The upcoming closure drew a range of comments on the Port Coquitlam community Facebook page recently, with some mourning the closure of the long-time coffee shop and others noting that coffee can still be purchased in the city’s downtown, including at Waves Coffee Shop and at Daniel Chocolates Cafe on Marpole Street.

The city’s mayor said the coffee shop will be missed, especially by those frequenting city hall, but said he hoped a new and “unique” business would move in that would be part of the city’s revitalization plan for the area.

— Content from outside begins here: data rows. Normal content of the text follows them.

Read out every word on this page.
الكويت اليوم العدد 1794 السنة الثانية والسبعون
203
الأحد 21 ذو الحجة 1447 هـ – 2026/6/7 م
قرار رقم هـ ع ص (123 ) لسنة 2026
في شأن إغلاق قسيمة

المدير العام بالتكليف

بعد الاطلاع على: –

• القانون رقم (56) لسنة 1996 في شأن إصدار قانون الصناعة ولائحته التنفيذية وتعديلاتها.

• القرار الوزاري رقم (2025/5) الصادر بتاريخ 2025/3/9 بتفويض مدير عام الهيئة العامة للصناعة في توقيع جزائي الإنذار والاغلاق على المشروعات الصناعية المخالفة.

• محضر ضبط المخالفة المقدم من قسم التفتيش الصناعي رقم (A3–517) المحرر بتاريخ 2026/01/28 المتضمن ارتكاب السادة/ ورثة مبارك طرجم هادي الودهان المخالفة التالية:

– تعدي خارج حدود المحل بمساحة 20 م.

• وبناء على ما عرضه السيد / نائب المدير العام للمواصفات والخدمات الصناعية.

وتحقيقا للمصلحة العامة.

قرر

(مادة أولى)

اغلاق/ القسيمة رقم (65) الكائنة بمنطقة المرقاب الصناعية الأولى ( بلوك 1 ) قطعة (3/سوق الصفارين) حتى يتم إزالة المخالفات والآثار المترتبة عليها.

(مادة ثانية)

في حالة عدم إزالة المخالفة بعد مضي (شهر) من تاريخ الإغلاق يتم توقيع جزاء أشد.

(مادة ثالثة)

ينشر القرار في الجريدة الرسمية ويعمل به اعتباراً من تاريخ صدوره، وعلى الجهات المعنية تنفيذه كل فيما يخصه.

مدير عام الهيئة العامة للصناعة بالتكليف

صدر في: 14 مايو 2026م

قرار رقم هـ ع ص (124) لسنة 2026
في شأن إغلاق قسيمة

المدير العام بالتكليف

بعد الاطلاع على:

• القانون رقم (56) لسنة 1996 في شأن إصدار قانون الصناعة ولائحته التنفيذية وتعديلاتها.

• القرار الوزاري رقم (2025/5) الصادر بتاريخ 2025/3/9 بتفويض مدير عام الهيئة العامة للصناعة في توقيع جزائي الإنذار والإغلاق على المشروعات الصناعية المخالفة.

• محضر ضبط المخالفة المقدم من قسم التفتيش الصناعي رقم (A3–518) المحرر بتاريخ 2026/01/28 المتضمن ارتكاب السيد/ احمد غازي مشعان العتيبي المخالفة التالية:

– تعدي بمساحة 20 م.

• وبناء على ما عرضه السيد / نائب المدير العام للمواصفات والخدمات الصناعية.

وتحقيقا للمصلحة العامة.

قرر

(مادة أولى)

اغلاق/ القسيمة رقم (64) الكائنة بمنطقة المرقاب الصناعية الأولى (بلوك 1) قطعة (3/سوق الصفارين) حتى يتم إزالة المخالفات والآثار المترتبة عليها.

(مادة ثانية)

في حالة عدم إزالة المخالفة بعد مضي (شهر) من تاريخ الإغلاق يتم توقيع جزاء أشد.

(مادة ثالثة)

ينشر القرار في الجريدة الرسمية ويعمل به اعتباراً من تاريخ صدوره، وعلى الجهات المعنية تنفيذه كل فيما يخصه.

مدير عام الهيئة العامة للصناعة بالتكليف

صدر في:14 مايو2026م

Brad West said changes planned for McAllistair Avenue — which will transform the historic downtown street into a walkable, tree-lined road — will draw people into the city centre.

The $4.5 million project is expected to start this year, said the mayor, and plans are in the works to upgrade Veterans Park, where the cenotaph is located, and nearby Leigh Square.

“It’s a cool opportunity. It’s a great location for a new and unique business to kind of get a front row seat on those things that are going to happen,” West said.

But for staff who work at the Starbucks, it’s been sad to say goodbye to some of the regular customers.

Whitmore, who has worked at the shop for two years, says she understands the company’s efforts to transform, with more drive-thru options and a focus on grab-and-go. Still, she said, the city hall Starbucks had been a busy place until COVID-19 took its toll on the business.

“The community is sad, a lot of people are regulars,” she said.

Starbucks is reportedly closing up to 300 Canadian stores by the end of March.